How to Implement a Compliant GFE Workflow
A compliant GFE workflow for a dermatology practice doesn't need to be complex — but it does need to be consistent. Here's a step-by-step process that covers the key checkpoints:
When booking the appointment, front-desk staff confirm: Is the patient using insurance for this visit? If yes, no GFE needed (under federal rules — verify your state). If no (uninsured, cosmetic cash-pay, or patient electing not to use insurance), flag the appointment for GFE generation.
Using the planned procedures for the visit, generate a cost estimate using current-year, locality-adjusted fee schedule data. Apply MPPR correctly — including the add-on code exemption. Confirm CPT codes match the planned service. Use DermEstimator's estimating tool to automate this step.
Convert the estimate into a formal GFE document containing all required elements: provider info, itemized services with CPT codes, expected total, patient rights notice, $400 threshold language, 120-day window, and SDR reference. Use DermEstimator's GFE generator to produce NSA-compliant documents in under 60 seconds.
Deliver the GFE by mail, fax, secure email, or patient portal. Confirm delivery within the required window (3 business days for appointments scheduled 10+ days out; 1 business day for appointments 3–9 days out).
Archive the GFE in the patient's EHR or practice management system with a timestamp and link to the scheduled appointment. This is your audit trail. DermEstimator stores a copy automatically with each generated GFE.
This workflow should be baked into your scheduling script — just as you confirm insurance benefits, confirm self-pay status and flag for GFE generation. It takes under two minutes per patient when you have the right tools.
Frequently Asked Questions
Does the No Surprises Act apply to cash-pay cosmetic dermatology?
Yes.
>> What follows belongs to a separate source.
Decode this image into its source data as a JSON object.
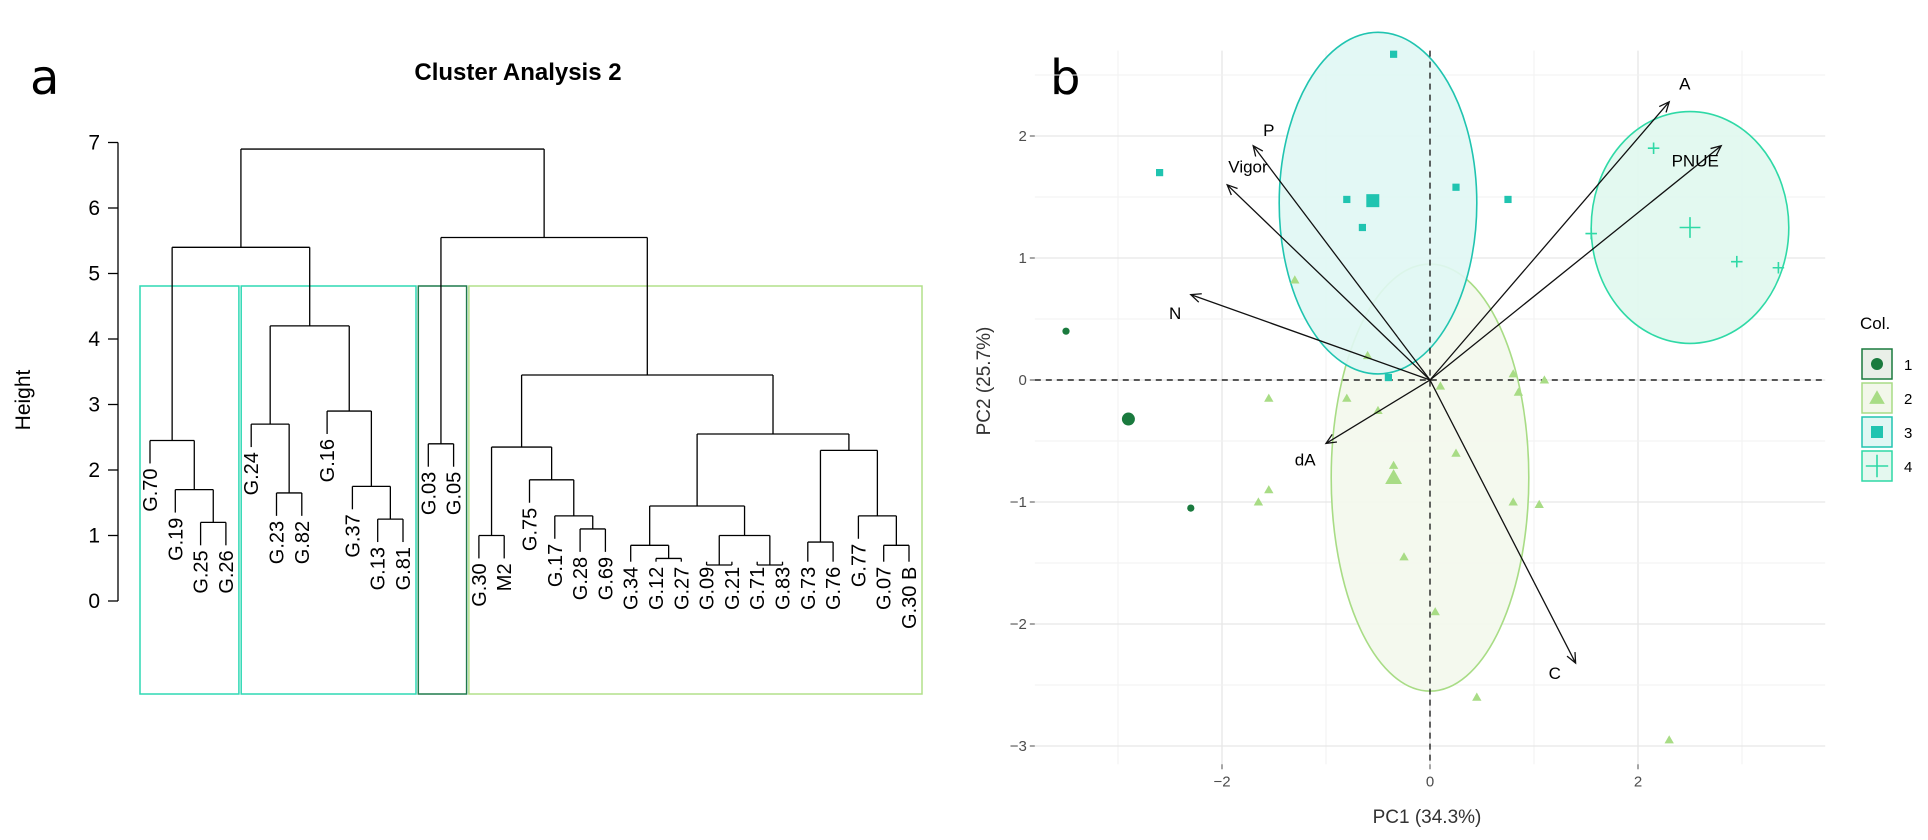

Any patient who is self-pay for a scheduled service expected to cost $400 or more must receive a Good Faith Estimate. This includes patients paying cash for cosmetic procedures like Botox, fillers, laser resurfacing, or any other elective service. The fact that the service is cosmetic rather than medical does not exempt the practice from the GFE requirement.
What is the $400 dispute threshold?
If a patient's actual bill exceeds the amount stated on the Good Faith Estimate by $400 or more, the patient has the right to initiate the patient-provider dispute resolution (SDR) process through CMS. The $400 threshold is a federal floor — state laws may set a lower threshold. The practice must include language about this threshold on every GFE.
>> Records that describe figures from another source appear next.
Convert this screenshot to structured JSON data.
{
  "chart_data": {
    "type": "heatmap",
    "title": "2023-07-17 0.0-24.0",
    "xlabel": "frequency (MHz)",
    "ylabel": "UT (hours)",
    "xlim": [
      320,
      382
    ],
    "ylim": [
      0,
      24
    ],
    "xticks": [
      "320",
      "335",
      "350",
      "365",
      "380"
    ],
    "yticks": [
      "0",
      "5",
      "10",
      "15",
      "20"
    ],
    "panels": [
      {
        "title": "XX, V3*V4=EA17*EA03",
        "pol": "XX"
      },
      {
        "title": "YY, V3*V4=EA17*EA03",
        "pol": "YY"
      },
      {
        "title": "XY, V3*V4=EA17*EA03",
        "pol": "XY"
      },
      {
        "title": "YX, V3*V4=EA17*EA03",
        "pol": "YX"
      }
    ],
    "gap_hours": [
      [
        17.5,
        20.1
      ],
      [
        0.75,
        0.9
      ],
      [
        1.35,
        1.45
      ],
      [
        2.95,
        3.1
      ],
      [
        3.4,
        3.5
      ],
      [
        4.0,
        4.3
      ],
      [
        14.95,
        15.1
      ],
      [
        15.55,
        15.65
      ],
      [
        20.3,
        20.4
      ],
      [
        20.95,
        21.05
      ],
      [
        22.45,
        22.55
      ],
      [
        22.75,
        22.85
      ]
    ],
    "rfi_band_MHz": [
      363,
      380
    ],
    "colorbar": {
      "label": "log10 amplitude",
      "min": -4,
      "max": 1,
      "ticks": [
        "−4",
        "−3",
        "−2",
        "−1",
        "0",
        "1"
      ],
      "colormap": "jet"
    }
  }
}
What happens if I don't provide a GFE?
Failure to provide a Good Faith Estimate when required can result in civil monetary penalties under the No Surprises Act. CMS can investigate complaints filed by patients. Additionally, if a patient files a dispute and you cannot produce a GFE, your position in that dispute is materially weakened.
Does an insured patient need a GFE?
Under the federal NSA Good Faith Estimate rules, the GFE requirement applies specifically to uninsured and self-pay patients. Insured patients do not require an NSA GFE — however, some state laws extend GFE-type requirements to insured patients as well. Always verify your state's specific requirements. Note that patients with insurance who choose to not use their insurance for a specific service are treated as self-pay for that service and do require a GFE.
How long must I retain Good Faith Estimates?
CMS guidance requires that Good Faith Estimates be retained in the patient's medical record and accessible for at least the duration of the patient's dispute rights window (120 days from service date). Best practice is to retain GFEs for the same period as your general medical records retention policy — typically 7 years, or as specified by your state's law.